Royal Bank of Canada (TSX: RY)
1-yr. total return: 11.4%
Banks are generally good businesses, says John, but to her, the Royal’s still the king. RBC had a strong first quarter; net income climbed 17% year-over-year. But its price-to-earnings ratio, usually a full point higher than its peer group’s, is now trading in line with its cohorts. “That premium has disappeared, and that presents an opportunity,” she says. The lower-than-usual multiple is a result of weak Q2 expectations, she says, but she still thinks RBC has potential. Its capital markets business is one of the strongest of the bigbanks. She also applauds its $5.4-billion deal for City National Bank, which has branches in four U.S. states.

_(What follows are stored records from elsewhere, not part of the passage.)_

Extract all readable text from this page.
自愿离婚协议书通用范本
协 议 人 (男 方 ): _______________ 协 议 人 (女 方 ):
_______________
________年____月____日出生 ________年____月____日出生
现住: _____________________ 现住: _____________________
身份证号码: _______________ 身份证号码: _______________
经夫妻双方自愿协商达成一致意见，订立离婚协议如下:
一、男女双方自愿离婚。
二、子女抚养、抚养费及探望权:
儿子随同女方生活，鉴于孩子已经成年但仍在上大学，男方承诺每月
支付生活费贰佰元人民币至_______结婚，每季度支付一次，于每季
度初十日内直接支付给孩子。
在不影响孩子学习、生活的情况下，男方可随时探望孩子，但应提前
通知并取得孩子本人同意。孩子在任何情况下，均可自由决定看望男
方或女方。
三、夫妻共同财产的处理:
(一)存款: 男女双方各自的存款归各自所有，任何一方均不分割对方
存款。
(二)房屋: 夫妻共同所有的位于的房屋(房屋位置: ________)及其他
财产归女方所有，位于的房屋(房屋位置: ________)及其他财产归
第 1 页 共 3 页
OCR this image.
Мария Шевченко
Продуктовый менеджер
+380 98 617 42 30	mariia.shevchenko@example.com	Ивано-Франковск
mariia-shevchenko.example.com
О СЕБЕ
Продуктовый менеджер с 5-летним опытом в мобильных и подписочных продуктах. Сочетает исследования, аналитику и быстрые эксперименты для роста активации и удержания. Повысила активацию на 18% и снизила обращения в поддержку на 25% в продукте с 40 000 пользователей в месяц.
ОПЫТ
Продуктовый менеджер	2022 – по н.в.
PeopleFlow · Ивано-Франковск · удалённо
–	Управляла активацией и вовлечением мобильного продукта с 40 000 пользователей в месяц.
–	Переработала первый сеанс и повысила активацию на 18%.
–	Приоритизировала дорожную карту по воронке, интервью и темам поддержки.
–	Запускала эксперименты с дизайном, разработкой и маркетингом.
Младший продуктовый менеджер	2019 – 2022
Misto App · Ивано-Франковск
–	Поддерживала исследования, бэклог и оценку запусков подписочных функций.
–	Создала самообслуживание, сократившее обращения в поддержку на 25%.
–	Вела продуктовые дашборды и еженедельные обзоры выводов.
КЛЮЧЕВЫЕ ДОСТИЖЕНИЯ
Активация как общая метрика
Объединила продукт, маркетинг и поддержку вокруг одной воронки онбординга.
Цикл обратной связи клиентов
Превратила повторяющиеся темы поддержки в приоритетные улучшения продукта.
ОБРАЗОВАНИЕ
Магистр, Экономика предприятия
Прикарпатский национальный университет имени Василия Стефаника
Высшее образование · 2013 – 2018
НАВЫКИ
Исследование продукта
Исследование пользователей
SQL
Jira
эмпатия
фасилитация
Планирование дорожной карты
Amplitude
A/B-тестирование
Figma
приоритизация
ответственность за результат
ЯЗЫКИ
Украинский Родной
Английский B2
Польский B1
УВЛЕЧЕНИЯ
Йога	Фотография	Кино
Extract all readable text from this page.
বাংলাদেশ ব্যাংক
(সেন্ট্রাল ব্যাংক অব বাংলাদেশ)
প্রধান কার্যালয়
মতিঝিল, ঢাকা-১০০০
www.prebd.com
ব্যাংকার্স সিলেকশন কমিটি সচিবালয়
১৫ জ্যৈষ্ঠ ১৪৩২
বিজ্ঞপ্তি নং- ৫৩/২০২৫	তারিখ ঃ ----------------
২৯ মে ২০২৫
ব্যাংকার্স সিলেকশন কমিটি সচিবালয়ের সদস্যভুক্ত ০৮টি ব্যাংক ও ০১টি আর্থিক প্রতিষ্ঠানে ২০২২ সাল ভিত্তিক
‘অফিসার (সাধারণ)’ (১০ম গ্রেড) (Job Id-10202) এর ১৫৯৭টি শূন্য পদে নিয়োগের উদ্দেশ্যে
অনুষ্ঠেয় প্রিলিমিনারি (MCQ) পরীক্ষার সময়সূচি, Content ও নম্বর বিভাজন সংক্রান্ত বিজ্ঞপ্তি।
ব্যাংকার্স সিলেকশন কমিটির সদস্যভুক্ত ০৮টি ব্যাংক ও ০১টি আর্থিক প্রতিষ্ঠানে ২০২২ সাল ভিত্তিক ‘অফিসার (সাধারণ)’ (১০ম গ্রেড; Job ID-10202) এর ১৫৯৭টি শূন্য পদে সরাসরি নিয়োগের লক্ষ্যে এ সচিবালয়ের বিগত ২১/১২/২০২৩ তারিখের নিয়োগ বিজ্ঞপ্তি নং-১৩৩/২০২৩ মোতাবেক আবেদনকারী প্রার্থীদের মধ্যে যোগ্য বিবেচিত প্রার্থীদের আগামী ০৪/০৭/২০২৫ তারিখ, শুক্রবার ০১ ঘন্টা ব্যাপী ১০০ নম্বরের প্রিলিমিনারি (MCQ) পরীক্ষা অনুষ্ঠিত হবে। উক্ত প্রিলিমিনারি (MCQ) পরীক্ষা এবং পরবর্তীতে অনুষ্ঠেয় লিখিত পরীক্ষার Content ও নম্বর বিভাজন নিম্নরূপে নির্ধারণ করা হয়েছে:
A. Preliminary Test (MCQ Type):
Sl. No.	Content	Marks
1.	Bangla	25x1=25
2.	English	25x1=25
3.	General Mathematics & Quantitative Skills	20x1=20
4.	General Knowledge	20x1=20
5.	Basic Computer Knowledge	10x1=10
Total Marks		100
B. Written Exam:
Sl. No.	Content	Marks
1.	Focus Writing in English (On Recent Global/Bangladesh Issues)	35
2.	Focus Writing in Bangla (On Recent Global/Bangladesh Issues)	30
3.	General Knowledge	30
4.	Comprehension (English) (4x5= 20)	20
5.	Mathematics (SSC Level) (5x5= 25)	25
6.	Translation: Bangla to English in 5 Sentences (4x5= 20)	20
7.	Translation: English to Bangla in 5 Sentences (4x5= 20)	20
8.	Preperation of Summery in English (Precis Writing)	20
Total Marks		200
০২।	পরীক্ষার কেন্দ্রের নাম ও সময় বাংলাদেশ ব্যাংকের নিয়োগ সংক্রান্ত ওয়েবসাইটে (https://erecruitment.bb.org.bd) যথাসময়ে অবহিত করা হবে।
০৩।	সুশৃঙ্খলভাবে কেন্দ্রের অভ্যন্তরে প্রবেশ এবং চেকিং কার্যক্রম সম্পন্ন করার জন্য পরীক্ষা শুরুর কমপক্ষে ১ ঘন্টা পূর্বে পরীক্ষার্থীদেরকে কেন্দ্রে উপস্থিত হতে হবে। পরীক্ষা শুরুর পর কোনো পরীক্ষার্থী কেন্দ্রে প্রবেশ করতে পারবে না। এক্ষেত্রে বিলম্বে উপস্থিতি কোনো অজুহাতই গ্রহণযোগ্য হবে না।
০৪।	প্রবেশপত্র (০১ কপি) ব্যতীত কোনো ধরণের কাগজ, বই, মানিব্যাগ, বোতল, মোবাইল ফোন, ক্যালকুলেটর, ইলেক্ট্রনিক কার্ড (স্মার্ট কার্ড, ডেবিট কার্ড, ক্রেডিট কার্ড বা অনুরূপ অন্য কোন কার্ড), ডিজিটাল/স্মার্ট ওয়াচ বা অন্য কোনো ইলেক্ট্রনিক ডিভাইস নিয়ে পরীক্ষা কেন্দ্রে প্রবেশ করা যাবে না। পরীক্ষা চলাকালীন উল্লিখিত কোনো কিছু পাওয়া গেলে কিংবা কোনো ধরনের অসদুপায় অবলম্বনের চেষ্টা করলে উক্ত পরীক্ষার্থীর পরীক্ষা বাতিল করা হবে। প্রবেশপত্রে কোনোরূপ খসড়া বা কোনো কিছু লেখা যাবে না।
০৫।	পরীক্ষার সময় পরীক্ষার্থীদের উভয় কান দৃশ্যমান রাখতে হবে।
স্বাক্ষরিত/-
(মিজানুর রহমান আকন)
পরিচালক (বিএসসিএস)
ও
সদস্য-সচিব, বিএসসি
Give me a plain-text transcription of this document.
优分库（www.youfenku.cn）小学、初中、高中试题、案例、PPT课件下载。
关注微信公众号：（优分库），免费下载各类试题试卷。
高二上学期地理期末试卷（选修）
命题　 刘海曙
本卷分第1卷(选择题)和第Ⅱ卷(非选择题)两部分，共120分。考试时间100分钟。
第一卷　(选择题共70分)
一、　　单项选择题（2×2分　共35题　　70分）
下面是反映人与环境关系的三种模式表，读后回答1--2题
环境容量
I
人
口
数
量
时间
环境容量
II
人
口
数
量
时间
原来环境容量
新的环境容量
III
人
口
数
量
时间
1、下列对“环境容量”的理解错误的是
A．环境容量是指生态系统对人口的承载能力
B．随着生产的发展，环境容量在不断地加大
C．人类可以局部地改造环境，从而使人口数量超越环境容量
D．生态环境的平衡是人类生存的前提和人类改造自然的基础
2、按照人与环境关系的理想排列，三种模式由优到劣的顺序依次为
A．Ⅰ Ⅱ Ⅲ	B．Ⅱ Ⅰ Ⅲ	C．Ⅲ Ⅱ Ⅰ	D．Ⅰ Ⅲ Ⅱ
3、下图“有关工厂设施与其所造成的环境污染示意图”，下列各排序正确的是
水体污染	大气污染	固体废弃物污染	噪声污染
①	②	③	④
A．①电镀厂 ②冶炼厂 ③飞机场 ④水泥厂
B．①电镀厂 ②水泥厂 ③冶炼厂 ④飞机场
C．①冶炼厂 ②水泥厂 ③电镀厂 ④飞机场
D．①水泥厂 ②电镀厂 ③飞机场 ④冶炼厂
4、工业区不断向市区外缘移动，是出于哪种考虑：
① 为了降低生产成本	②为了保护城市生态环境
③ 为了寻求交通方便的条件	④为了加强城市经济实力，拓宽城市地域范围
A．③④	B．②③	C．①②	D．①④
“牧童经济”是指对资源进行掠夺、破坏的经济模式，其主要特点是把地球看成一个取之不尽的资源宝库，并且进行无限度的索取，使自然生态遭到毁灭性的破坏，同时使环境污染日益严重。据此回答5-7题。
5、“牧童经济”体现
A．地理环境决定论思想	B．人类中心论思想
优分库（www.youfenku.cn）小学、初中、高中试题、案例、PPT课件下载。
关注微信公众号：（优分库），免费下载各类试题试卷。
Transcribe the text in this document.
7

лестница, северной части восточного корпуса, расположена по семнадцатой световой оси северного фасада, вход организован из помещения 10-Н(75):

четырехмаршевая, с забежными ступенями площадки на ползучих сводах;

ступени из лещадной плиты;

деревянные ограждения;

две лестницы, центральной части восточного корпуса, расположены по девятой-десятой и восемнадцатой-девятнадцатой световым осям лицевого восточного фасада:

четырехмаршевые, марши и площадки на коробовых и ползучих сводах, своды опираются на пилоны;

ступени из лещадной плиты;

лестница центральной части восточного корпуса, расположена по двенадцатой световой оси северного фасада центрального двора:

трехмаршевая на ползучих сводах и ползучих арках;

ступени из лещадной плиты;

Brookfield Infrastructure Partners (TSX: BIP.UN)
1-yr. total return: 28.5%
Brookfield Infrastructure owns toll roads, utilities, communication towers and other long-life assets scattered around the world that generate a steady return. About 90% of its cash flows come from regulated or contracted businesses, says John, which means revenues are fairly predictable. That allows the company to pay an attractive dividend, and management has said it will raise its payout by 5% to 9% a year. Low interest rates don’t hurt, either. “If they can borrow at, say, 4% and generate cash flows from the business for a return on investment of 12%, then they’re doing quite well,” she says.
Crescent Point Energy Corp. (TSX: CPG)
1-yr. total return: -31.5%
Energy stockholders have a lot to be nervous about these days, but John’s not concerned about Crescent Point. For one, most of its production is in Saskatchewan, so anticipated royalty changes in Alberta won’t have a big impact. The company also has ample reserves that should keep it busy for up to 15 years. Indeed, it continues to grow that base while assets are going cheap—the firm closed or announced four acquisitions in 2014. Its high yield may worry some investors. While John can’t say for certain that it won’t get cut, she points out that the company has never slashed its dividend in a down cycle.